Sembra così rimanere poco più che una clausola di stile il riconoscimento al CSM della “esclusiva attribuzione del merito delle valutazioni, su cui non è ammesso alcun sindacato giurisdizionale”, a dispetto del fatto che in presenza di situazioni di eccellenza il giudizio diventa inevitabilmente sottile e raffinato e veramente difficile da sindacare. E diventa altresì difficile comprendere quali sarebbero i margini entro i quali potrebbe muoversi la valutazione di merito, se tutto deve essere necessariamente predeterminato in maniera assolutamente vincolante. Pronunce siffatte rendono evidente l’anomalia di un sistema che concentra nel giudice amministrativo il sindacato sulle nomine agli uffici di pressoché tutte le magistrature nazionali e che, nel momento in cui include anche le proprie (della magistratura amministrativa) e quelle degli organi chiamati a sindacare le sentenze stesse del Consiglio di Stato (Cassazione), appare di dubbia costituzionalitá (cfr. Corte cost. 168/1963).

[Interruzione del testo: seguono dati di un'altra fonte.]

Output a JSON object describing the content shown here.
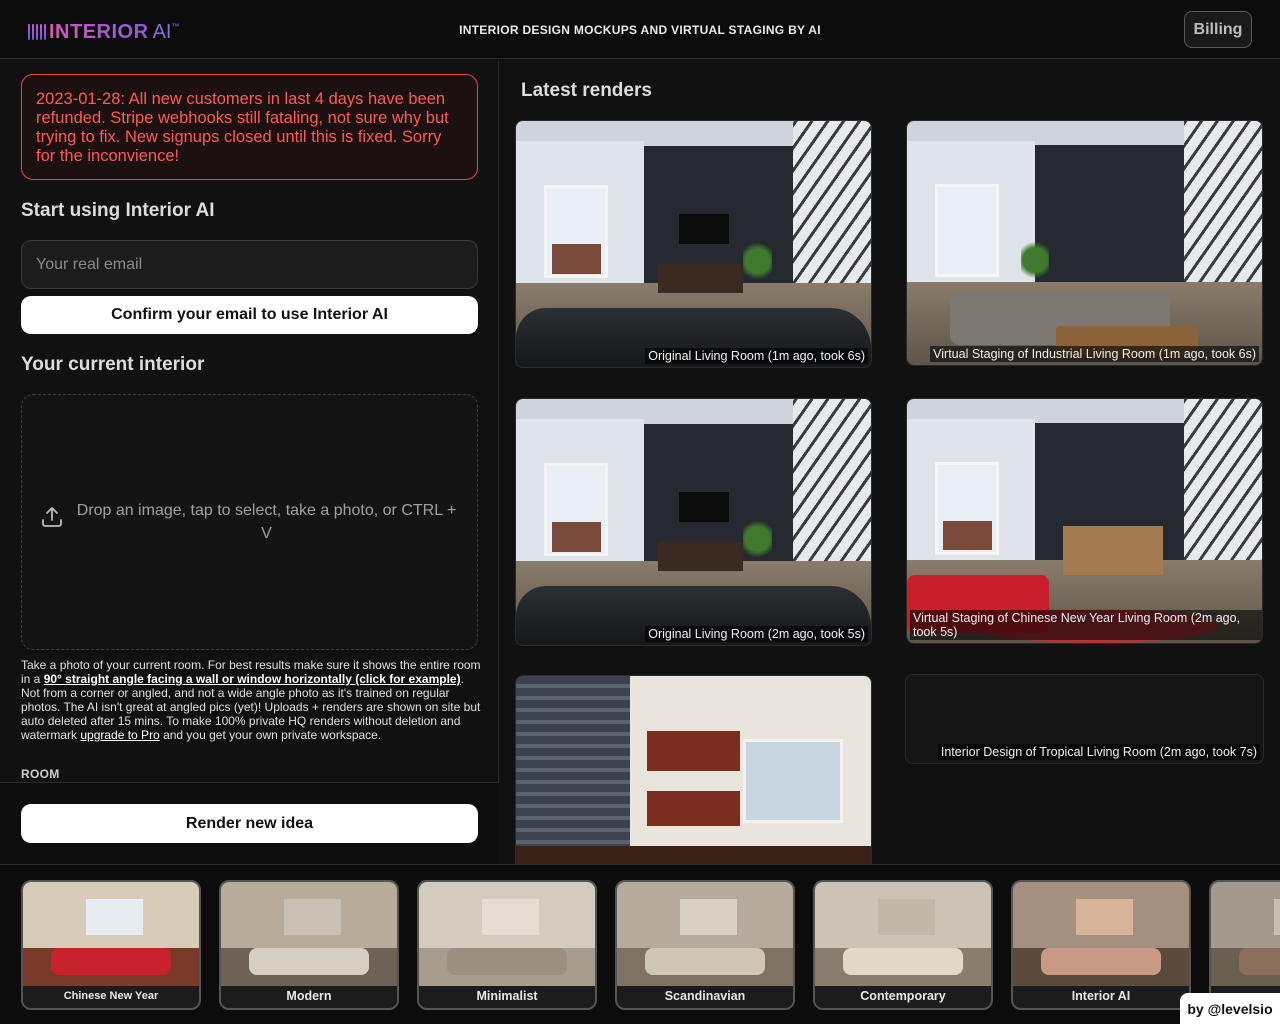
{
  "header": {
    "logo_word": "INTERIOR",
    "logo_ai": "AI",
    "logo_tm": "™",
    "tagline": "INTERIOR DESIGN MOCKUPS AND VIRTUAL STAGING BY AI",
    "billing_label": "Billing"
  },
  "alert": {
    "text": "2023-01-28: All new customers in last 4 days have been refunded. Stripe webhooks still fataling, not sure why but trying to fix. New signups closed until this is fixed. Sorry for the inconvience!"
  },
  "signup": {
    "title": "Start using Interior AI",
    "email_placeholder": "Your real email",
    "confirm_label": "Confirm your email to use Interior AI"
  },
  "upload": {
    "title": "Your current interior",
    "dropzone_text": "Drop an image, tap to select, take a photo, or CTRL + V",
    "help_prefix": "Take a photo of your current room. For best results make sure it shows the entire room in a ",
    "help_link_angle": "90° straight angle facing a wall or window horizontally (click for example)",
    "help_middle": ". Not from a corner or angled, and not a wide angle photo as it's trained on regular photos. The AI isn't great at angled pics (yet)! Uploads + renders are shown on site but auto deleted after 15 mins. To make 100% private HQ renders without deletion and watermark ",
    "help_link_pro": "upgrade to Pro",
    "help_suffix": " and you get your own private workspace.",
    "room_label": "ROOM",
    "render_label": "Render new idea"
  },
  "latest": {
    "title": "Latest renders",
    "renders": [
      {
        "caption": "Original Living Room (1m ago, took 6s)"
      },
      {
        "caption": "Virtual Staging of Industrial Living Room (1m ago, took 6s)"
      },
      {
        "caption": "Original Living Room (2m ago, took 5s)"
      },
      {
        "caption": "Virtual Staging of Chinese New Year Living Room (2m ago, took 5s)"
      },
      {
        "caption": ""
      },
      {
        "caption": "Interior Design of Tropical Living Room (2m ago, took 7s)"
      }
    ]
  },
  "styles": [
    {
      "label": "Chinese New Year",
      "wall": "#d8cbb8",
      "floor": "#7a3a2a",
      "sofa": "#c8222c",
      "win": "#e7ecf1"
    },
    {
      "label": "Modern",
      "wall": "#b9ab9a",
      "floor": "#6e6256",
      "sofa": "#d6cec2",
      "win": "#c8c0b4"
    },
    {
      "label": "Minimalist",
      "wall": "#d3cbc0",
      "floor": "#a89c8e",
      "sofa": "#9c8f80",
      "win": "#e3ddd4"
    },
    {
      "label": "Scandinavian",
      "wall": "#b5aa9c",
      "floor": "#7f7265",
      "sofa": "#d0c6b8",
      "win": "#d8d0c4"
    },
    {
      "label": "Contemporary",
      "wall": "#ccc3b6",
      "floor": "#8a7c6e",
      "sofa": "#e2d8c9",
      "win": "#c2b8aa"
    },
    {
      "label": "Interior AI",
      "wall": "#a58f7e",
      "floor": "#5c4a3d",
      "sofa": "#c99b86",
      "win": "#d7b49a"
    },
    {
      "label": "",
      "wall": "#a39a8d",
      "floor": "#6b5f52",
      "sofa": "#8a6d5a",
      "win": "#c7bfb2"
    }
  ],
  "credit": "by @levelsio"
}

Come si vede la materia può diventare esplosiva innescando scontri istituzionali. Peraltro non bisogna dimenticare che il Consiglio Superiore della Magistratura si è dotato di un Testo unico sulla dirigenza (nonostante il nome altisonante è una circolare) che in taluni punti consente letture opposte e che era stato oggetto di una proposta di modifica che le vicende che hanno colpito il CSM ha impedito di attuare. A ciò si sono aggiunte, specie nella precedente consiliatura (che effettuò circa mille nomine di direttivi e semidirettivi per il repentino abbassamento dell’età pensionabile con il pensionamento anticipato di circa 500 magistrati, quasi tutti direttivi o semidirettivi, e il trattenimento in servizio di 18), nomine che non sempre hanno convinto. È perciò opportuno che tutti gli organi coinvolti nella questione (Consiglio di Stato, Corte Suprema di cassazione e Consiglio Superiore della Magistratura) facciano uso di una virtù cardinale talvolta dimenticata: la prudenza.